At the completion of each assembly, operators scan the part to a shipping container and the part’s traceability record is again checked to ensure that all operations have been successfully completed before the part can be loaded to the skid. As GKN Manufacturing Engineer Gary Peterson comments, “We use a scan-to-skid process here.  Each operator is able to see the value of the local scanning and how it connects to the overall production tracking.” 

Team Leader at GKN for this production cell, James Wiggins, describes the new system in this manner, “Each machine has its own data traces and the system, simply stated, won’t let us make a bad part.”  He notes there is a total of 80 checks on each part during production.

Bennett notes an additional benefit, “This functionality gives us an enormous advantage in every aspect of our production tracking and customer validation protocol, but it also affords us the core capability to estimate jobs more accurately.” 

Implementation was a coordinated effort between GKN, RedViking and other suppliers. As Bennett notes, “Greg Giles (RedViking program director for Argonaut/MES) was instrumental in getting us all the data we required.”   Giles observes there was great cooperation between his team, the GKN staff and the primary machine cell builder, Mecanizado, noting, “Consideration must be given to tooling changes, PLC communication capabilities and, most critically, the complex handshaking involved with machine control.”   

Functionally, Bennett notes, RedViking took all the GKN specs and builder data for the machine to create a “smart packing sheet” for all ops.  All data are collected and tracked in a similar fashion to a conventional SPC system, but since the system is cloud-hosted, data are instantly accessible from remote locations and remedial action can be initiated virtually instantaneously.

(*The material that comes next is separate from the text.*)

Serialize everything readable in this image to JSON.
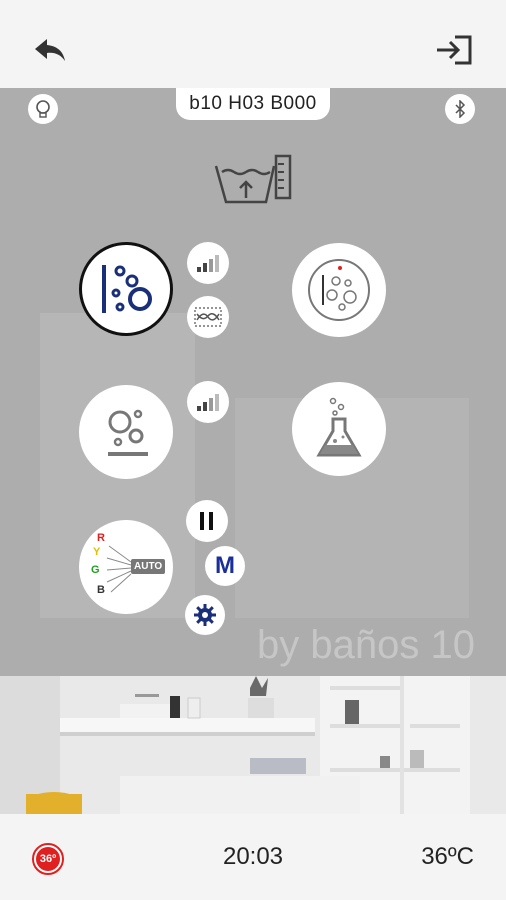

At GKN, Argonaut Track & Trace utilizes store-and-forward technology at each production cell, ensuring that production can continue to operate without losing data in the event of an interruption to data transfer. Speaking frankly on the possible scenarios with any new software implementation, Bennett notes, “If the internet or our company intranet should go down, we can quickly return to a precise point in the process, owing to the Argonaut ability to instantly recreate all conditions.”

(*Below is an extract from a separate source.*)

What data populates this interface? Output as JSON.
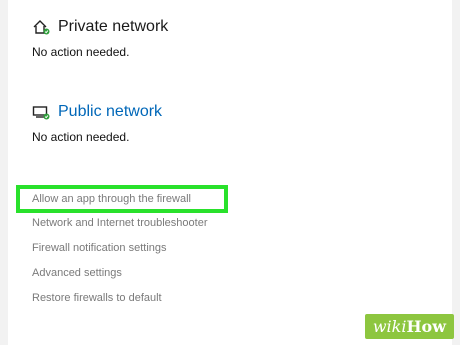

Data are saved to cloud-hosted servers through a secure SSL encrypted and token-based authorization chain. The security of the system, as Giles explains, is extremely tight, with operators and line managers having precise but limited access to the data.

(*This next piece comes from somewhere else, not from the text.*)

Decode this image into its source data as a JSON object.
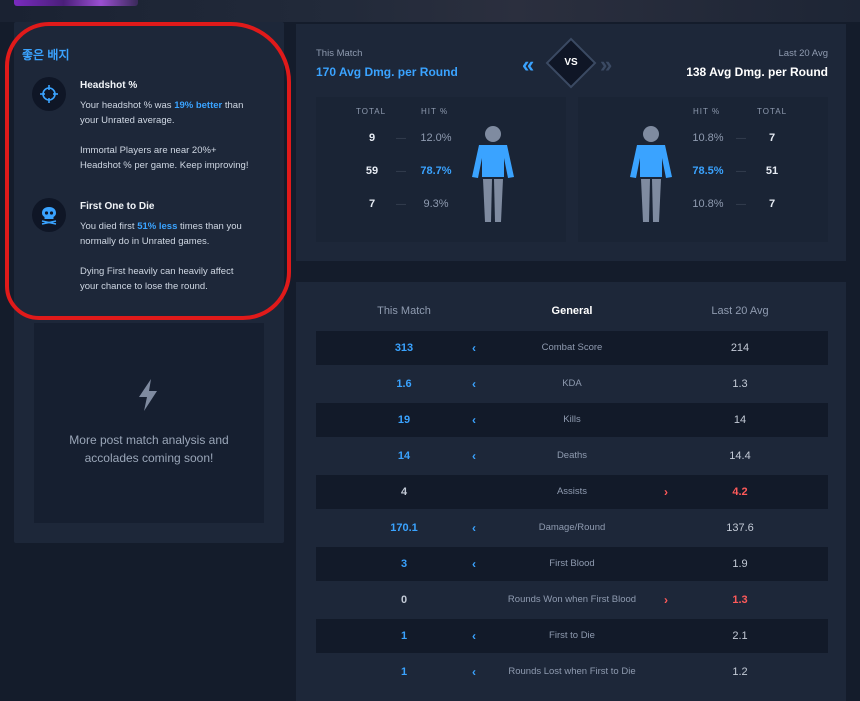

Beyond process and part validation, Argonaut collects cycle time and machine fault codes with each cycle. While the complete OEE application hasn’t been launched on these cells, this data allows GKN to query for a subset of OEE information and can be gathered for cells throughout the facility. Since errors are infrequent, being able to query a large set of data across many product families helps identify parameters at fault. GKN is using their big data to identify and analyze rare events that would have been difficult to analyze in the past.

GKN started with an initial implementation of two cells in mid-2016. By year-end, they expect to launch Argonaut on an additional seven cells and continue with ten more cells in 2017. As Bennett observes, “This is one of the keys to the Argonaut value proposition for us.  We were able to build gradually, from a core group of data points through complete connection of an entire work cell, with all production and machine performance values being tracked.  Greg and his team took us through the steps in the implementation with great precision and attention to detail.”  

Long-term, the goal is to implement the Argonaut system plant-wide in Sanford, as well as other production facilities in the GKN family.  Word is getting out about GKN’s success at Sanford. As Bennett comments, “The other IT people are quickly learning what we’re doing here and they want it, too.”  

Bennett concludes, “Because we operate our own forge department, we’re developing a ‘bar to car’ pilot concept.  In conjunction with our Roxboro (North Carolina) facility, we’re targeting the implementation of Argonaut, so the system will be monitoring and maintaining the production of practically everything we make to drive vehicles from the transmission to the wheel.  Pretty cool.”